Les responsables antitrust ne font que se réchauffer. La question reste ouverte de savoir si leurs activités seront une aubaine pour le droit des personnes à la vie privée ou permettront aux entreprises de contourner les règles européennes en matière de protection des données.

Déjà, l’agence française cherche à savoir si les nouvelles normes de confidentialité d’Apple, qui restreignent la capacité des groupes extérieurs à collecter les données des utilisateurs d’iPhone, enfreignent les règles de concurrence du pays. Le chien de garde du Royaume-Uni – qui vient de signer un accord de coopération avec son homologue de la protection des données pour partager des données sur des cas potentiels – enquête sur la décision similaire de Google de limiter la manière dont les autres peuvent accéder aux informations numériques des gens. Les deux sociétés nient les actes répréhensibles.

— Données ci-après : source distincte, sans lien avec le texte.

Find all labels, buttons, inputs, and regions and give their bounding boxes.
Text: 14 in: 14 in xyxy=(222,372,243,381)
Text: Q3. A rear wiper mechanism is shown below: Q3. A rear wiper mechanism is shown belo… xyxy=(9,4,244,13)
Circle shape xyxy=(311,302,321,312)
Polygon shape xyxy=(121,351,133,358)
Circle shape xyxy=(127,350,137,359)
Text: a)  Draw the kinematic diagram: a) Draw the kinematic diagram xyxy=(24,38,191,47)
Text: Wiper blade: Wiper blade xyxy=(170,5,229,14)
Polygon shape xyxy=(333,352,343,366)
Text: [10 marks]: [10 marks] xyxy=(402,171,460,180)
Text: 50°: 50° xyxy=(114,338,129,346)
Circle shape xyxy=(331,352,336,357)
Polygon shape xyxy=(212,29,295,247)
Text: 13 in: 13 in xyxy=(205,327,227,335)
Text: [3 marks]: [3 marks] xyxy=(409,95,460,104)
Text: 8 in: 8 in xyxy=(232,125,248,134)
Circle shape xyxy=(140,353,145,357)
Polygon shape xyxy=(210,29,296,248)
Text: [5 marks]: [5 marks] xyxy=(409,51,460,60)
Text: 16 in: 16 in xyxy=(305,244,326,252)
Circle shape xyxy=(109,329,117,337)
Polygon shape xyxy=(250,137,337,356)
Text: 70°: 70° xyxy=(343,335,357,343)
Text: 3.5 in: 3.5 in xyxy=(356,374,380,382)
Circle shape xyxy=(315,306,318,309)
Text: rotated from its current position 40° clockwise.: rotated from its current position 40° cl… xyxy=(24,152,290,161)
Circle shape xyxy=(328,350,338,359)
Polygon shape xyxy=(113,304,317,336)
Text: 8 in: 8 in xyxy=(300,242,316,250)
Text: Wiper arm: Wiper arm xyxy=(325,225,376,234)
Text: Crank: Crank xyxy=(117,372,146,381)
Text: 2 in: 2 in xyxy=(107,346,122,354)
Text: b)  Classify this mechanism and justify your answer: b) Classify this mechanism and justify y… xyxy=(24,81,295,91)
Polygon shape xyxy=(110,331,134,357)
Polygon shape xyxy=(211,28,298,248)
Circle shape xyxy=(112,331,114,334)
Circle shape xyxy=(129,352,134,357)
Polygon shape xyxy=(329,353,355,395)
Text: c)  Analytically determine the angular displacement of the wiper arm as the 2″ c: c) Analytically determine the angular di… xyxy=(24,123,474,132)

L’Australie, qui envisage une action en justice pour bloquer l’accord de Google sur FitBit, a également exprimé ses préoccupations concernant l’utilisation des données par Big Tech. Rod Sims, le responsable de l’application des lois antitrust du pays, a affirmé que le géant de la recherche avait induit les internautes en erreur lorsqu’il collectait leurs données de localisation via des smartphones, tout en affirmant que la domination de Google sur l’industrie de la publicité en ligne, ou adtech, lui avait donné un accès inégalé aux informations numériques des gens d’une manière qui peut nuire à la concurrence.

“Les données sont essentielles”, a déclaré Sims à POLITICO, ajoutant que son agence n’avait pas décidé de la meilleure façon de procéder à ses enquêtes axées sur les données. “Google a exploité ses données et ses acquisitions pour dominer la technologie publicitaire. Il est clair qu’il a exploité son accès aux données.”